3.3 Opposites are attracted
To XML, that is!
How is it that XML can be optimal for two such apparently extreme opposites as MOM and POP? The answer is, the two are not really different where it counts.
In both cases, we start with abstract information. For POP, it comes from a human author's head. For MOM, it comes from a database. But either way, the abstract data is marked up with tags and becomes a document.
Here is a terminally cute mnemonic for this very important relationship:
Data + Markup = DocuMent
Aren't you sorry you read it? Now you'll never forget it.
But XML "DocuMents" are special. An application can use three different processing techniques with one:
Parse it, in order to extract the original data. This can be done without information loss because XML represents both metadata and data, and it lets you keep the abstractions distinct from rendition information. Once extracted, the data can be manipulated as needed by the application.
Render it, so it can be presented in a physical medium that a human can perceive. It can be rendered in many different ways, for delivery in multiple media such as screen displays, print, Braille, spoken word, and so on.
Hack it, meaning "process it as plain text without parsing". Hacking might involve cutting and pasting into other XML documents, or scanning the text to get some information from it without doing a real parse.
The important revelation here is that data and documents aren't opposites. Far from it they are actually two states of the same information.
The real difference between the two is this:
When data is in a database, the metadata about its structure and meaning (the schema) is stored according to the proprietary architecture of the database.
When data is in a document, the metadata is stored as markup.
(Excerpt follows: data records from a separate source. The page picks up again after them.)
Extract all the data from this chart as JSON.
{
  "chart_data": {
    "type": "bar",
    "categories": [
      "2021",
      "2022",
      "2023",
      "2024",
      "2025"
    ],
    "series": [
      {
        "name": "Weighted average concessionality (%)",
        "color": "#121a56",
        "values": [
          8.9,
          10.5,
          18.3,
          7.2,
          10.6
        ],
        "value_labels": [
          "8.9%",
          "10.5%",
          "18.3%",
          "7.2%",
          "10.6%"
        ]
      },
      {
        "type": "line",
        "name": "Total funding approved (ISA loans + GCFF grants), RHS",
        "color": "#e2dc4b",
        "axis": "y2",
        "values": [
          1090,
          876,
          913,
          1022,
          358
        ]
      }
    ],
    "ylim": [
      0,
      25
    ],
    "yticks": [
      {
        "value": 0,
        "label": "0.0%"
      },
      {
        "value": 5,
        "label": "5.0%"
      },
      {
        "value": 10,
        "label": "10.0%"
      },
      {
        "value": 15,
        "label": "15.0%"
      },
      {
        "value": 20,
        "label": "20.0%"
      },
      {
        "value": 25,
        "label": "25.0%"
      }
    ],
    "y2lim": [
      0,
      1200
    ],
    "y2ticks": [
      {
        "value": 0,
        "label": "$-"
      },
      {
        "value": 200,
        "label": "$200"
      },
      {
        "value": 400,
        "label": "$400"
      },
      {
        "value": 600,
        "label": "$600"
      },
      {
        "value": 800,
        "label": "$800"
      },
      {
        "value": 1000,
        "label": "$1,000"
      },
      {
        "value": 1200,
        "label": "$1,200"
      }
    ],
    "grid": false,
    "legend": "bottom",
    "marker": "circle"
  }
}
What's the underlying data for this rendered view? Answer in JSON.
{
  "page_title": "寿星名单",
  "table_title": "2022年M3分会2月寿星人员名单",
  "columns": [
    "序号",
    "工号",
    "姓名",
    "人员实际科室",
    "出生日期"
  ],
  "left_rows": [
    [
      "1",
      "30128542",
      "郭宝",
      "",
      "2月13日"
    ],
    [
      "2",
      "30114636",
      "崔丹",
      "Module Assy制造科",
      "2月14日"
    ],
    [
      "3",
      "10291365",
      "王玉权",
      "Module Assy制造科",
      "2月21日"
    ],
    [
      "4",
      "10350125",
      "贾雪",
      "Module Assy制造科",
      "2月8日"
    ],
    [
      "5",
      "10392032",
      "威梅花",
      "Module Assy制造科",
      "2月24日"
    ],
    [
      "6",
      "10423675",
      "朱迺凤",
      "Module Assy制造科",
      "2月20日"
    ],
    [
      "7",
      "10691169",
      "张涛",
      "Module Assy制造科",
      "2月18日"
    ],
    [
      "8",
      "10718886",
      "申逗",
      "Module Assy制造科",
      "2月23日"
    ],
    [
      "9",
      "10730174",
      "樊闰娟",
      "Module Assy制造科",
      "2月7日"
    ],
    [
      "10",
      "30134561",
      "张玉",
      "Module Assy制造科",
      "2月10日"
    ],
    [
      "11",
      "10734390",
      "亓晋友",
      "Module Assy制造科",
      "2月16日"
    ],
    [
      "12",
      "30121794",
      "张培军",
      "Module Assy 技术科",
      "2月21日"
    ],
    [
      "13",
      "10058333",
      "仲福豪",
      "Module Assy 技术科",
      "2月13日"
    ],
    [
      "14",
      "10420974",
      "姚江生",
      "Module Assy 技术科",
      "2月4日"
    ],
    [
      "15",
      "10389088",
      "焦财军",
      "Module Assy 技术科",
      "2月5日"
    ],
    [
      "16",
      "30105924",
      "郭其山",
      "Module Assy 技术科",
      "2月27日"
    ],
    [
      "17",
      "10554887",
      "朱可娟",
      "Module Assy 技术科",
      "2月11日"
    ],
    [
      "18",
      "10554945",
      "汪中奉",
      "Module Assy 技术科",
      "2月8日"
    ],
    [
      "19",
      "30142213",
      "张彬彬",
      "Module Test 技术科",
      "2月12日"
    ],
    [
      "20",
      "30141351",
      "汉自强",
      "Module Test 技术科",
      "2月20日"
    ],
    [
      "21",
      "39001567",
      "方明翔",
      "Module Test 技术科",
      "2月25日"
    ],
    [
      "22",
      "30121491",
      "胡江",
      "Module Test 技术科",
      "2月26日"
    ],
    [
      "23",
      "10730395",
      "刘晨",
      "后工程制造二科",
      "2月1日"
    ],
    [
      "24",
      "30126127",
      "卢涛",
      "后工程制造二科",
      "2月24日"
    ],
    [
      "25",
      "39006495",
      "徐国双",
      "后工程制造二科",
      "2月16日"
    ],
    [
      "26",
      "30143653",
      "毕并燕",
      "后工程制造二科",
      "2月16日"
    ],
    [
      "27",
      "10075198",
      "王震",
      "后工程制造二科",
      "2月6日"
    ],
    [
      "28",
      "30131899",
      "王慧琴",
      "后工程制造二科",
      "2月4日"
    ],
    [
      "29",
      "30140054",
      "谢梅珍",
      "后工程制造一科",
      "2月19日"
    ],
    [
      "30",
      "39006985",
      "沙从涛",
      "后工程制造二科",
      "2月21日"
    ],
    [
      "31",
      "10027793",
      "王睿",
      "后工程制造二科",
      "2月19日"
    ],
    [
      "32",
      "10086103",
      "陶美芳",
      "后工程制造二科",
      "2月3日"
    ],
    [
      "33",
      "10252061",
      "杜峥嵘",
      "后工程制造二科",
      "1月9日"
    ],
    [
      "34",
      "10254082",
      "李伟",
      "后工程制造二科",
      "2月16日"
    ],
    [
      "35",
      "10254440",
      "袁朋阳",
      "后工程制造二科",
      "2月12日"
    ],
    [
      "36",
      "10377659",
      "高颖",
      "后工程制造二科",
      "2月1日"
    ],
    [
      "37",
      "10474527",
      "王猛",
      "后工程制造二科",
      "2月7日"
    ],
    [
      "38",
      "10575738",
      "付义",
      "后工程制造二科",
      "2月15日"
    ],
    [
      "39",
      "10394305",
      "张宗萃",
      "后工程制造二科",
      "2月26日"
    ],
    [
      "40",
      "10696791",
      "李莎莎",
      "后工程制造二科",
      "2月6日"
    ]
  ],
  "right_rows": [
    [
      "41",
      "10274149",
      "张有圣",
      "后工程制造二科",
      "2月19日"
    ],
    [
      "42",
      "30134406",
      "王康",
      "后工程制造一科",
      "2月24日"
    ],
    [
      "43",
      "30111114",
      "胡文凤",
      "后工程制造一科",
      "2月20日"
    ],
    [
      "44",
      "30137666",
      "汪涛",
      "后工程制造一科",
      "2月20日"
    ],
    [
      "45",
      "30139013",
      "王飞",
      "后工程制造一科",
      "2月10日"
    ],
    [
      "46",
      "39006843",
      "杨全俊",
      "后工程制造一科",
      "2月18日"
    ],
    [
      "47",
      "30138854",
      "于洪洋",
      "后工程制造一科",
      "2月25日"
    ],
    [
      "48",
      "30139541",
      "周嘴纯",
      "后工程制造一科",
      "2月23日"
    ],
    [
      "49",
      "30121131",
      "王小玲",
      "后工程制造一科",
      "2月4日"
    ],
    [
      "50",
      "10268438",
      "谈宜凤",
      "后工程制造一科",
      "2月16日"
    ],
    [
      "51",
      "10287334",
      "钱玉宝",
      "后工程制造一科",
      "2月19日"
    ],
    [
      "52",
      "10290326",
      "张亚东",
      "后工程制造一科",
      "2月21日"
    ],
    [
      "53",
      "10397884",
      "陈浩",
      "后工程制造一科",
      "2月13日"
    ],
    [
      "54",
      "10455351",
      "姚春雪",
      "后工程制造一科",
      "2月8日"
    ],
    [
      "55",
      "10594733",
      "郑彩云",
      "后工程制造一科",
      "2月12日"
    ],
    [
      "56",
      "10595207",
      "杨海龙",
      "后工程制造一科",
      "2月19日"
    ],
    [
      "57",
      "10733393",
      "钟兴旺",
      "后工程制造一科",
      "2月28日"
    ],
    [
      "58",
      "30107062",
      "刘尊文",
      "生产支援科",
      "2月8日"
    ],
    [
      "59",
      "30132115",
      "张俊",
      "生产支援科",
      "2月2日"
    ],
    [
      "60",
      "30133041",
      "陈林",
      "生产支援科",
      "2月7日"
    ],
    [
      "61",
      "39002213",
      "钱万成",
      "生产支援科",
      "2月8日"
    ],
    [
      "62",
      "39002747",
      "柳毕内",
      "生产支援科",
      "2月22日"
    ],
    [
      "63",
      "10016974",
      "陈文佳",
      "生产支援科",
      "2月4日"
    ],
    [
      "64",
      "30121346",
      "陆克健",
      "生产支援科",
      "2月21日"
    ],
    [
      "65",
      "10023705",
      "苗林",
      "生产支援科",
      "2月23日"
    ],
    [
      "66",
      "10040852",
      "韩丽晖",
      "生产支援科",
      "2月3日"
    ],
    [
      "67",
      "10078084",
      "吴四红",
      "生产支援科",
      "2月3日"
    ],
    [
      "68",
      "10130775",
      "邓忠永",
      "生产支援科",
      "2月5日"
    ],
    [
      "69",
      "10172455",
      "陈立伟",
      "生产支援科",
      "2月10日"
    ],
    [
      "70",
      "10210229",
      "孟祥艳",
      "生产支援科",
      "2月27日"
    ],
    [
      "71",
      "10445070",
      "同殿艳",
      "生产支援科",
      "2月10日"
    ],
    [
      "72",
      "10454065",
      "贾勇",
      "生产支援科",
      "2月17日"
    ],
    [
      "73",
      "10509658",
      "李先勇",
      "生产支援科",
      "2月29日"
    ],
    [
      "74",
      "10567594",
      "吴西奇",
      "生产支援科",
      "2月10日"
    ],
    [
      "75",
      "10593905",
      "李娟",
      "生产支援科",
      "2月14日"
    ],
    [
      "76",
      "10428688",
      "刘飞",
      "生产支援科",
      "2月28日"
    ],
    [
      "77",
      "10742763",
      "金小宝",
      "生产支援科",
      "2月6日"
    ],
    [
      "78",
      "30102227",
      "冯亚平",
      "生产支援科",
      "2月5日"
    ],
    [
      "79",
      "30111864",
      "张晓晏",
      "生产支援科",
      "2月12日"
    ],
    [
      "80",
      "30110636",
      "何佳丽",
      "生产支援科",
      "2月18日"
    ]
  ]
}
A mixture of markup and data must be governed by the rules of some notation. XML and SGML are notations, as are RTF and Word file format. The rules of the notation determine how a parser will interpret the document text to separate the data from the markup.
Notations are not just for complete documents. There are also data object notations, such as GIF, TIFF, and EPS, that are used to represent such things as graphics, video (e.g., MPEG), and audio (e.g., MP3). Document notations usually allow their documents to contain data objects, such as pictures, that are in the objects' own data object notations.
Data object notations are usually (not always) in binary; that is, they are built-up from low-level ones and zeros. Document notations, however, are frequently character-based. XML is character-based, which is why it can be hacked.4
Since databases and documents are really the same, and MOM and POP applications both use XML documents, there are lots of opportunities for synergy.